What Can We Learn from Nicolas Cole?

  1. Treat writing as a stack of skills, not a talent. Cole’s central educational argument is that good online writing is teachable, decomposable into frameworks, and reproducible — the opposite of the romantic view of writing as innate gift.
  2. Volume creates surface area for luck. Cole’s Quora era produced thousands of pieces. Many failed. A small number became massive. Without the volume, the upside hits never appear.
  3. Build adjacent products, not bigger products. Cole’s businesses have grown by adding adjacent education and service offerings to a core writing audience, rather than by trying to scale any single product to enormous size.
  4. Audience earned in writing is durable across platforms. Cole’s Quora audience translated into columns, books, courses, and an agency. The platform changed; the audience kept following the work.
  5. Co-founders compound output. The partnership with Dickie Bush is one of the more visibly productive co-founder relationships in the creator economy, and is a meaningful argument against the lone-genius model that dominates founder mythology.
  6. Sell the system, not the personality. Cole’s products teach methods that work even when he is not the person executing them. That focus makes the businesses more durable, more transferable, and more valuable.

Frequently Asked Questions

What is Nicolas Cole’s estimated net worth?

Nicolas Cole’s net worth is estimated to be between $5 million and $10 million as of 2026, combining the proceeds from his earlier exit of the ghostwriting agency Digital Press with retained earnings and equity value from Ship 30 for 30 and the Premium Ghostwriting Academy.

How does Nicolas Cole make most of his money?

The majority of his income comes from online education products — primarily Ship 30 for 30 and the Premium Ghostwriting Academy — alongside book royalties, sponsorships, and equity in the operating company he runs with co-founder Dickie Bush. An earlier exit from Digital Press provided foundational personal capital.

Was Nicolas Cole really one of the most-read writers on Quora?
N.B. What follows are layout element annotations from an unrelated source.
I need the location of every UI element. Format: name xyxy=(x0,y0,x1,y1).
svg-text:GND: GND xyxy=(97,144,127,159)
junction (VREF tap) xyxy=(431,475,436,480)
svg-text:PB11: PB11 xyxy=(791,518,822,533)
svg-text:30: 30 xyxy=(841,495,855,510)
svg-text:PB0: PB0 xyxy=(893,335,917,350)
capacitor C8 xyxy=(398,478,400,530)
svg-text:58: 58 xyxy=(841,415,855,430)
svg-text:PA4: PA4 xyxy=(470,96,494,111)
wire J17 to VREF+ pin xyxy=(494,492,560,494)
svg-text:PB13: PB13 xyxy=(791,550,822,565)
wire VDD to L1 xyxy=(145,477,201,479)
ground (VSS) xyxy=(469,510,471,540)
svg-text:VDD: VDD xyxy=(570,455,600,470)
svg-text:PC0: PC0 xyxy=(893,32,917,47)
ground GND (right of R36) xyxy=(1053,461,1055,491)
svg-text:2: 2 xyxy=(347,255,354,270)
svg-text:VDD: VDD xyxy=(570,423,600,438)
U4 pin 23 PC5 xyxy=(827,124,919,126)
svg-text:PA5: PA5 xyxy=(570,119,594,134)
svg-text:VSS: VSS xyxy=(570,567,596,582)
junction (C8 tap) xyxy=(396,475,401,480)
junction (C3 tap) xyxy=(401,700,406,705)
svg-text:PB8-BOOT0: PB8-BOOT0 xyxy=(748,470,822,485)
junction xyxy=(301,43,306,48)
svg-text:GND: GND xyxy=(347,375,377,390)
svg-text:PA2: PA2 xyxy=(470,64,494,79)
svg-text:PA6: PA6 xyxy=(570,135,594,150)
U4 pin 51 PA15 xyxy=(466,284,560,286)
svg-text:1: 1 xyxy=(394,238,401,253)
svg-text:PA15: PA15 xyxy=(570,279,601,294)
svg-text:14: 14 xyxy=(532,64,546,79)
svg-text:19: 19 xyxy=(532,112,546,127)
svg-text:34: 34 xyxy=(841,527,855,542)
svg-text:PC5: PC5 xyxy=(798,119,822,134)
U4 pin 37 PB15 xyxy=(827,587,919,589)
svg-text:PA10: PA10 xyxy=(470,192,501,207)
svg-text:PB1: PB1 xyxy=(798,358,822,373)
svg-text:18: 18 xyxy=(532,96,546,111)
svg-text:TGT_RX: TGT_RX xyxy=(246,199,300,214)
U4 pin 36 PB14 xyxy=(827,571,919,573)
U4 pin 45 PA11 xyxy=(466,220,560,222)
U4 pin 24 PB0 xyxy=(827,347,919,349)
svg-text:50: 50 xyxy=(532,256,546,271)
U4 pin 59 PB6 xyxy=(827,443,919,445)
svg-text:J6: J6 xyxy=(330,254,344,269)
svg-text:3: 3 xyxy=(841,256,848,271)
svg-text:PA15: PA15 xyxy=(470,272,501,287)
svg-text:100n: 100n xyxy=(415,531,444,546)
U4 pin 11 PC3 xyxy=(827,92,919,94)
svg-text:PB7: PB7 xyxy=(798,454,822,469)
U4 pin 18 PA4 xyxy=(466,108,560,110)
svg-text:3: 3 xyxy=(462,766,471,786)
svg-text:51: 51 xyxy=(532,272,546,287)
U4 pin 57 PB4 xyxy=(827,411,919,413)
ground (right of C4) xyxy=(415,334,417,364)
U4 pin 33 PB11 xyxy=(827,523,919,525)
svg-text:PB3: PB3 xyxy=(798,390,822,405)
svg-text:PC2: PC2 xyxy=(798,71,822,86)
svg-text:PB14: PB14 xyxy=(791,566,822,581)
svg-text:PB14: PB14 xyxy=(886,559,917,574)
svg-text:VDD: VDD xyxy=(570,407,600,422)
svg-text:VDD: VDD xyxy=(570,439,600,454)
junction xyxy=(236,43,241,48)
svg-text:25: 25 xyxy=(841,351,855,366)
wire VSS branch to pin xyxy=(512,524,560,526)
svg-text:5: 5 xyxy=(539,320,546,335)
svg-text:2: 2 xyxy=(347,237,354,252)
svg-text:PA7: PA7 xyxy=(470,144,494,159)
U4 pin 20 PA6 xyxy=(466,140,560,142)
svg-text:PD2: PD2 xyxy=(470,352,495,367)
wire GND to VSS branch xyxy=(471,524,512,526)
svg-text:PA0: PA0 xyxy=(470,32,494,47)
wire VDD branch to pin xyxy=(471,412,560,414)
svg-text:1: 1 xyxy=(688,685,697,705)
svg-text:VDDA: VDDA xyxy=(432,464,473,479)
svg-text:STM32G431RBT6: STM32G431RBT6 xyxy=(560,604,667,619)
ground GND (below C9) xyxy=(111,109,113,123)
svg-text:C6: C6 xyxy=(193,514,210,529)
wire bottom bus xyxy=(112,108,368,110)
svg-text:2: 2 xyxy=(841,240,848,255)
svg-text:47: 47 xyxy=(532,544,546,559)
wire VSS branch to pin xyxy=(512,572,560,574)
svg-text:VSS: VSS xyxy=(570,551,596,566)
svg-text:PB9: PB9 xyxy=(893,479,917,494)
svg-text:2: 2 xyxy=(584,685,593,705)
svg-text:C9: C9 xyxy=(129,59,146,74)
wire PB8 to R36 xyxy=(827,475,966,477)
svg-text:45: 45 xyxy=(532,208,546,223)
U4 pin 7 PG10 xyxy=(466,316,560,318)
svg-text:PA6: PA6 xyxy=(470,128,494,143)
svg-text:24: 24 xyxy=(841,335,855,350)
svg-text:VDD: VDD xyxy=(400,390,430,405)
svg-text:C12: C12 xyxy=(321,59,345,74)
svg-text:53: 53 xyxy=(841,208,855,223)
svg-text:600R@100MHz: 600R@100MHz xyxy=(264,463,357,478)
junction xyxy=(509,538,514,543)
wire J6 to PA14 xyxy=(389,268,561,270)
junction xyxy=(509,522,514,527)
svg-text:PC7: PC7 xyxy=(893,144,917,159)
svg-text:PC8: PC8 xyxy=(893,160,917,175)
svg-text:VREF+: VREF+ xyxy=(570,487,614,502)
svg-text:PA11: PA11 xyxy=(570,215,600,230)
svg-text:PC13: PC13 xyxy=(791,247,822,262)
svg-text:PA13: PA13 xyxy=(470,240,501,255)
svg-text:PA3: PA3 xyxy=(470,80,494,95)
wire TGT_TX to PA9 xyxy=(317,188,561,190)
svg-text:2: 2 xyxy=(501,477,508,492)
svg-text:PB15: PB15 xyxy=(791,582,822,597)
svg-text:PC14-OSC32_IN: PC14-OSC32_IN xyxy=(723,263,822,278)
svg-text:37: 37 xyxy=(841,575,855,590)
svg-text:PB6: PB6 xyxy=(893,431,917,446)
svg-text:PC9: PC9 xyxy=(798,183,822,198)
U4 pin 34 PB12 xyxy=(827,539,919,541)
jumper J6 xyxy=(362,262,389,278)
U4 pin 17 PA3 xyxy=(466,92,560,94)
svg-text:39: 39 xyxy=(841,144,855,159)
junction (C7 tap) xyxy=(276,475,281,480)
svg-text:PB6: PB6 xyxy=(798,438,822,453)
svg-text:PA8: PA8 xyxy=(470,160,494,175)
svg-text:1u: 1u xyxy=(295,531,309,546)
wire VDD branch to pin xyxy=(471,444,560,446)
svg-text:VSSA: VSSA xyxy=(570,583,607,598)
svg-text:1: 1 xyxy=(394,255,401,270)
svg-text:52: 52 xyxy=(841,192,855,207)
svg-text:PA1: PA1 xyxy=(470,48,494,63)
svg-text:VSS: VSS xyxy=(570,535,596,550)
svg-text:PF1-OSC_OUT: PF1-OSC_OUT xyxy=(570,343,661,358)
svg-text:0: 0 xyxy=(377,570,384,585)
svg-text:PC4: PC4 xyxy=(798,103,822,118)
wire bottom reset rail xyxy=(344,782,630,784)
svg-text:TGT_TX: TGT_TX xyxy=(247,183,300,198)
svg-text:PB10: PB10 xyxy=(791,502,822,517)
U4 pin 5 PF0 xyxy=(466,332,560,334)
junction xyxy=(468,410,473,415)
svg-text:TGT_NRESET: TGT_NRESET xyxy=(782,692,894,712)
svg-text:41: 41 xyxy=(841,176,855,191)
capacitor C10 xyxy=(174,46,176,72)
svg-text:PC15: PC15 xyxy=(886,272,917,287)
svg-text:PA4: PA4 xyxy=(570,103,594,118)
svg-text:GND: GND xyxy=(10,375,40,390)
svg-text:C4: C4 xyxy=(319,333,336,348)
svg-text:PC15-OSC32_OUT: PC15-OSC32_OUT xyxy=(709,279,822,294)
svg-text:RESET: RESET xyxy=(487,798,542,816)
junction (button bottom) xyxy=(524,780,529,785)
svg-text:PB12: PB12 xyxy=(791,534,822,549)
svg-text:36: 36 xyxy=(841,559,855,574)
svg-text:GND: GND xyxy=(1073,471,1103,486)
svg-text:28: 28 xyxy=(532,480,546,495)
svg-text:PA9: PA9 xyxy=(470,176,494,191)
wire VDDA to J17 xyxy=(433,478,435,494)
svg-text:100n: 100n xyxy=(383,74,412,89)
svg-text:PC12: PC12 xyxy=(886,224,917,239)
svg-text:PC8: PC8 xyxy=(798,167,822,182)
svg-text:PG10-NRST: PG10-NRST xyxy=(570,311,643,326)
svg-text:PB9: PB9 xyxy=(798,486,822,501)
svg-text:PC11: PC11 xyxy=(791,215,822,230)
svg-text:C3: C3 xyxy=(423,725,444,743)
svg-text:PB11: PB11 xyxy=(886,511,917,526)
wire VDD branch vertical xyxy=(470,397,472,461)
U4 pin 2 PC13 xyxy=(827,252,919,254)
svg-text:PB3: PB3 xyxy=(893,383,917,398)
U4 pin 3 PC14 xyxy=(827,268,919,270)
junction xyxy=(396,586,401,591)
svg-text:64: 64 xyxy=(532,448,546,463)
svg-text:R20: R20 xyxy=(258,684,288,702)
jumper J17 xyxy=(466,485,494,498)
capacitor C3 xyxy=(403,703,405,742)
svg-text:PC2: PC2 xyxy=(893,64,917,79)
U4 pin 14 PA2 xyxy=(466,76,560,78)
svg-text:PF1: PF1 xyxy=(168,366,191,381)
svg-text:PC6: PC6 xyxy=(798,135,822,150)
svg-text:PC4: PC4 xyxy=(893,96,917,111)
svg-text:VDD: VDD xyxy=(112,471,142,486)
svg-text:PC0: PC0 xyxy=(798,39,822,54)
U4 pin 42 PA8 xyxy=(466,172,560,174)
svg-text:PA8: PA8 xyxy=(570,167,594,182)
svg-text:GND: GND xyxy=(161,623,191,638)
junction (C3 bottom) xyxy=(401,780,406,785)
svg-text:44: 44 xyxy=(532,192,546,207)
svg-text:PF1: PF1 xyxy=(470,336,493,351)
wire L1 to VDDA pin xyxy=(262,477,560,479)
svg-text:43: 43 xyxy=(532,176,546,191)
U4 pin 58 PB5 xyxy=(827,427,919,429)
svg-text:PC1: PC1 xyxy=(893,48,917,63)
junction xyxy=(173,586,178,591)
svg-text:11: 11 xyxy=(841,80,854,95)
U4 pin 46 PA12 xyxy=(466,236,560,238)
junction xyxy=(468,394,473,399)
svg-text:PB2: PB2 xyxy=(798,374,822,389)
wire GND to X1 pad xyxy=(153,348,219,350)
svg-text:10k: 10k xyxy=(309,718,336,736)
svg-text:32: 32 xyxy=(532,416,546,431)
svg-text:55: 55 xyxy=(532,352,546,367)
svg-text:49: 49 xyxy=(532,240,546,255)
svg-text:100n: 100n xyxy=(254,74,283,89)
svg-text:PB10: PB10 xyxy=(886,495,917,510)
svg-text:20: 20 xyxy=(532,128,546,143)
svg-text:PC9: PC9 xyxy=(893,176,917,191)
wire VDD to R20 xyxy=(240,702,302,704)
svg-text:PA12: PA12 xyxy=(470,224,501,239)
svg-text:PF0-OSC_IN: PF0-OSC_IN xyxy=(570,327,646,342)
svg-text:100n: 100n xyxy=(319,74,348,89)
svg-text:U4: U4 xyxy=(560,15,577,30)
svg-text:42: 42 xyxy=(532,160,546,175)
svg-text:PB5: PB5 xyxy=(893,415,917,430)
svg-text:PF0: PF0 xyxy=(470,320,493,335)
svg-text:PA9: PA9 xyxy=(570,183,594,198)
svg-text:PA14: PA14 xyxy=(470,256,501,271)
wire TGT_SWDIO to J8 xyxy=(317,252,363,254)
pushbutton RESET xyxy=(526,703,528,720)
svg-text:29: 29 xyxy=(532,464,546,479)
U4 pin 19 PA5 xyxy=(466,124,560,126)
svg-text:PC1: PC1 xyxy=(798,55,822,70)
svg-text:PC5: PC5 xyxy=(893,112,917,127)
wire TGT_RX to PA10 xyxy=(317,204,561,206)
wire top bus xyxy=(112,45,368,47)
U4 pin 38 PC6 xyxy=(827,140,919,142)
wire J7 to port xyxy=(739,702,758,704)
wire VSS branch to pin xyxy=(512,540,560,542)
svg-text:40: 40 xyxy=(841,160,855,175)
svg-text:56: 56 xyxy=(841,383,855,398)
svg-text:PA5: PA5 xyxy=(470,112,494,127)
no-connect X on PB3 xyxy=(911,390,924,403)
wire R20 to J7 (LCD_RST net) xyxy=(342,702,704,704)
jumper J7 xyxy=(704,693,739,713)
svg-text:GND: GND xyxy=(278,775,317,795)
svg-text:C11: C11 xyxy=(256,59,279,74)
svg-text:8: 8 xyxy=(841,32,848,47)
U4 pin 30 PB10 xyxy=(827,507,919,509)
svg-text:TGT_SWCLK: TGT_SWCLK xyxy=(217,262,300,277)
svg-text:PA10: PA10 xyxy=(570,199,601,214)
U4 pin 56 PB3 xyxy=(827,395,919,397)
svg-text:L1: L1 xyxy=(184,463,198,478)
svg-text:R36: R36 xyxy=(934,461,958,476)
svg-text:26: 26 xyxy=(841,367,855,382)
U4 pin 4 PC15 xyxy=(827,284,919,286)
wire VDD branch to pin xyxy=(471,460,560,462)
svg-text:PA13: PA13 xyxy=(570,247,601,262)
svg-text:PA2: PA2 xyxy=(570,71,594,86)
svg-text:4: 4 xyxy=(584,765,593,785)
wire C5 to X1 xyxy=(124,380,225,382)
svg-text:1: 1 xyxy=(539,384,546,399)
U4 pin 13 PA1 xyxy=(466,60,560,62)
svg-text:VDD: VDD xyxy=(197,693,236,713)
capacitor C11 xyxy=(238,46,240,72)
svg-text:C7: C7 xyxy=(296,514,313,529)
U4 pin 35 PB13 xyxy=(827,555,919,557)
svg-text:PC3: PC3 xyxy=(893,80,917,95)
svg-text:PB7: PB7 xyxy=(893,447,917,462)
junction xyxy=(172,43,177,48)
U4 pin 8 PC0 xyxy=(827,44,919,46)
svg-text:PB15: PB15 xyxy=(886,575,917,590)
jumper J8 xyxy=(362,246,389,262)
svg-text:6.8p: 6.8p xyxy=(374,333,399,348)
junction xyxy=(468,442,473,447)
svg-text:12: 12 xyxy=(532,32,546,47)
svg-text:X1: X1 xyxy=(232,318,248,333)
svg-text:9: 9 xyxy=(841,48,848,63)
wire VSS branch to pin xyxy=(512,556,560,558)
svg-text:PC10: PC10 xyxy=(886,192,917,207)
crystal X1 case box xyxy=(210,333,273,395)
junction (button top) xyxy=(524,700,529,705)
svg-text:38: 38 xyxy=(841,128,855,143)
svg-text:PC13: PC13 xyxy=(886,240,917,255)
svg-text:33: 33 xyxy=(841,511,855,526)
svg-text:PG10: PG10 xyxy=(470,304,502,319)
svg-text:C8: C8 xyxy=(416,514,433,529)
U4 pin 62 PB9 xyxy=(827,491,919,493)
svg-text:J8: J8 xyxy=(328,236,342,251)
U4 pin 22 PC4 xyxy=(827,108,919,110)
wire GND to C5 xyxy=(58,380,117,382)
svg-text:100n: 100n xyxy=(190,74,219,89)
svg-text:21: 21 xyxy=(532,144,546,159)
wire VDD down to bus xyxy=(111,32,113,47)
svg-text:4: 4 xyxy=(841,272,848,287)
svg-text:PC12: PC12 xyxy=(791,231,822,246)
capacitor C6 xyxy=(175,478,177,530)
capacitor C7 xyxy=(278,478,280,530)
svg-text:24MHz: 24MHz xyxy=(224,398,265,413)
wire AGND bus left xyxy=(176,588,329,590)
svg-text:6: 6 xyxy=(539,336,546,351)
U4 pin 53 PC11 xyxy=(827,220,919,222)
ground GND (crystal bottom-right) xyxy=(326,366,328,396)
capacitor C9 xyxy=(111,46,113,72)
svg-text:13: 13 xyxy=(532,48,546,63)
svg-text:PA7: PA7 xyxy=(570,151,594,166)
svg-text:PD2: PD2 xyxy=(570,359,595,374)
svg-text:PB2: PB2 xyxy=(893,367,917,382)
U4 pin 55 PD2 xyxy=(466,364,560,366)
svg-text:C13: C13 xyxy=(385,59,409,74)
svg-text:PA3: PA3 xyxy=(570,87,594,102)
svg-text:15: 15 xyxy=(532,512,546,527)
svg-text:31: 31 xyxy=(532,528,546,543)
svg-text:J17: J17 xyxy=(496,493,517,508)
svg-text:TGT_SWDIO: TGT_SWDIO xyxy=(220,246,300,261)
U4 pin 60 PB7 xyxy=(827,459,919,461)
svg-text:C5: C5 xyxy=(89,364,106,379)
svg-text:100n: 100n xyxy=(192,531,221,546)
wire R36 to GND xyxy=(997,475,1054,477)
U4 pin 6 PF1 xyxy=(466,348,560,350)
Yes. During the mid-to-late 2010s, his cumulative answer views on Quora reached into the hundreds of millions, ranking him among the most-read writers in the platform’s history. That body of work served as the foundation for his subsequent columns, books, and courses.

What is Ship 30 for 30?

Ship 30 for 30 is a 30-day cohort-based course on online writing fundamentals, co-founded by Cole and Dickie Bush. Students publish short essays daily for thirty consecutive days while studying frameworks for headlines, hooks, and structure. The program has run dozens of cohorts with thousands of students each since launching around 2020.

The Impact of Online Writing as a Category

Online writing existed long before Nicolas Cole began teaching it, but the category as a coherent professional pursuit — with frameworks, courses, agencies, and a clear path from amateur to paid — has been shaped meaningfully by his work. The combination of his prolific public writing, his book-length codifications, and his cohort-based teaching has given a generation of would-be writers a vocabulary and a process they did not previously have access to.

The downstream effect is visible. Many of the most successful writers and ghostwriters of the past several years cite Ship 30 for 30 or Cole’s books as part of their early development. Job titles like “thought-leadership ghostwriter” and “executive content lead,” which barely existed a decade ago, are now common roles inside companies and agencies, and the pipeline of trained candidates for those roles has been disproportionately influenced by Cole’s educational products.

What makes this impact durable is its institutional quality. Rather than building a personality-driven brand that depends on his own output, Cole has built systems, books, and curricula that continue to produce writers who, in turn, build their own businesses and audiences. The flywheel of writing-about-writing — alumni teaching other students, students becoming agencies, agencies hiring more writers — is now self-perpetuating in a way that few creator-led categories have managed.